Wenn Sie in den letzten Tagen im Internet unterwegs waren, haben Sie wahrscheinlich die viralen Bilder von „Jimothy“ gesehen: einem ungewöhnlich runden Waschbären in Seattle, der in einem von der Anwohnerin Kiana Hall gefilmten Video hüpft und springt.
Dieses Tier hat eine sehr seltene angeborene Deformität, das sogenannte Short-Spine-Syndrom, bei der sich die Wirbelsäule im Mutterleib nicht richtig entwickelt.
Tatsächlich kann die Krankheit Hunde, Kälber und andere Säugetiere befallen, aber sie ist so extrem selten, dass ich in meiner gesamten Karriere, in der ich Tausende und Abertausende Kleintiere behandelt habe, noch nie einen klinischen Fall im wirklichen Leben gesehen habe.
Was verursacht die Erkrankung? Kann es gelöst werden?
Das Short-Spine-Syndrom ist so extrem selten, dass es schwierig ist, genau zu sagen, warum es auftritt.
Wenn es beobachtet wird, kann es sich um wild lebende oder gerettete Tiere handeln, wobei die Abstammungslinie schwer zu verfolgen und zu untersuchen ist.
Was wir sagen können ist, dass die Erkrankung dazu führt, dass die Tiere eine normale Gliedmaßenlänge, aber eine deutlich kürzere Wirbelsäule haben. Dies verleiht ihnen den Eindruck, als hätten sie keinen Hals und einen kurzen, runden Körper. Die normale Länge der Wirbelsäule ist gestaucht und kann fast kugelförmig erscheinen.
Ein bemerkenswertes Beispiel ist ein auf Instagram berühmter Hund namens Tilly, der manchmal auch als „Tilly the Friendly Loaf“ bekannt ist.
Tilly und Jimothy sind eindeutig Überlebende.

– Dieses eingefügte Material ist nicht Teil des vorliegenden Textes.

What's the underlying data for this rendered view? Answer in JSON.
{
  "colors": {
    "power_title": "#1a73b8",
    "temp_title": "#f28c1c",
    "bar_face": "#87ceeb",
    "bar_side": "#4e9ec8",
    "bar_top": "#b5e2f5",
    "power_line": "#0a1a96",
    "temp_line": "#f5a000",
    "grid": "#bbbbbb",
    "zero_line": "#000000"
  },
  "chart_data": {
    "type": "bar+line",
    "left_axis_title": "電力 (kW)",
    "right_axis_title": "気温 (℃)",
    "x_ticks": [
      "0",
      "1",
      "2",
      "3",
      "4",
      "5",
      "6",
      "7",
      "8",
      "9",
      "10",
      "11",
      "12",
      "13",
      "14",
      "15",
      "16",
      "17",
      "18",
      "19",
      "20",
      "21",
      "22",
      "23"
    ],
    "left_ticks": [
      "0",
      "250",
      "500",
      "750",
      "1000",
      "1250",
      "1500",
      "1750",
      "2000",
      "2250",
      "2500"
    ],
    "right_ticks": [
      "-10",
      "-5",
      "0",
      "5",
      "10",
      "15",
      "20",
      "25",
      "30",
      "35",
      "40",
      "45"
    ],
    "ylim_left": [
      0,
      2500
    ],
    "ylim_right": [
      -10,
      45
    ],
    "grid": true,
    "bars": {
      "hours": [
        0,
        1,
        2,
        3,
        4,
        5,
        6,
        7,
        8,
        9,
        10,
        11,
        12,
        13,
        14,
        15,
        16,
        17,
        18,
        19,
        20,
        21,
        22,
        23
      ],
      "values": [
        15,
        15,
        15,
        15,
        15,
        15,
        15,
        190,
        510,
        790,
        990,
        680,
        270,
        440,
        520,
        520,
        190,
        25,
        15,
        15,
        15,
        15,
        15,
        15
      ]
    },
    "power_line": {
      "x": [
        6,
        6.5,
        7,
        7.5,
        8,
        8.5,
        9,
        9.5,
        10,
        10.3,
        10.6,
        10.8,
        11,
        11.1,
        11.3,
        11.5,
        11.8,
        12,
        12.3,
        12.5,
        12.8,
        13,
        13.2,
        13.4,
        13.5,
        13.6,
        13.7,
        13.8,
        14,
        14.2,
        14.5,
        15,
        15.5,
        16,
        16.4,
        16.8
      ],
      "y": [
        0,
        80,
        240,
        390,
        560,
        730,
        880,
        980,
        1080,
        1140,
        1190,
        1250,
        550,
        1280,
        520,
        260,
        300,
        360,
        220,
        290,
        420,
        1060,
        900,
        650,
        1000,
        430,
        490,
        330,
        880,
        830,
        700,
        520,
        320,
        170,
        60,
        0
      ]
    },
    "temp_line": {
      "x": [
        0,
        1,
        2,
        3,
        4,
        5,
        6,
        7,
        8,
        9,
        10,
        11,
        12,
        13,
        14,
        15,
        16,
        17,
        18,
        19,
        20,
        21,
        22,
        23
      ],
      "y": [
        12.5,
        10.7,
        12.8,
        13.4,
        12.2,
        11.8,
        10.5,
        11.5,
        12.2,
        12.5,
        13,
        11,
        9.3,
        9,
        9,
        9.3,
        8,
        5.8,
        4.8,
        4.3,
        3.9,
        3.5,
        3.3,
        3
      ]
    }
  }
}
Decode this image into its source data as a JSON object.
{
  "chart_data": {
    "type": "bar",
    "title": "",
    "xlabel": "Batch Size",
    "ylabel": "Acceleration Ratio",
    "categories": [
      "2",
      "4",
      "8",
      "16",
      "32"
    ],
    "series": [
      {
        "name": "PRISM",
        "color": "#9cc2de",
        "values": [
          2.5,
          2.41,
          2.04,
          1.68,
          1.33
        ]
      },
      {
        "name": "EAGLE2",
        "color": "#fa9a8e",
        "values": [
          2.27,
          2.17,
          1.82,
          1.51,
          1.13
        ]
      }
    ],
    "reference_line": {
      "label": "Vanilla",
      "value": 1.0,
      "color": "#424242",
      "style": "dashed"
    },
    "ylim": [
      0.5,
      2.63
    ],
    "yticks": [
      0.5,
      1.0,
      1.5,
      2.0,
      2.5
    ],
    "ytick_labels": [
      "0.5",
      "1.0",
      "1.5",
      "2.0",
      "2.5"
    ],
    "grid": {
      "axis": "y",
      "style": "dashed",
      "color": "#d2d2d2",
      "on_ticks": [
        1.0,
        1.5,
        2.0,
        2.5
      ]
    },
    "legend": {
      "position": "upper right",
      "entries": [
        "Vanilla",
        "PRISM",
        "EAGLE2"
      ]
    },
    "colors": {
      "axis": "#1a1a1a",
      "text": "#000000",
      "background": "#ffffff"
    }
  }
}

Viele Tiere, die diese Erkrankung in der Gebärmutter entwickeln, überleben möglicherweise nicht lange; Viel hängt vom Grad der Deformität und den Auswirkungen auf das Rückenmark ab. Viele leben möglicherweise nicht lange im Mutterleib oder überleben die Geburt oder die ersten Lebensmonate.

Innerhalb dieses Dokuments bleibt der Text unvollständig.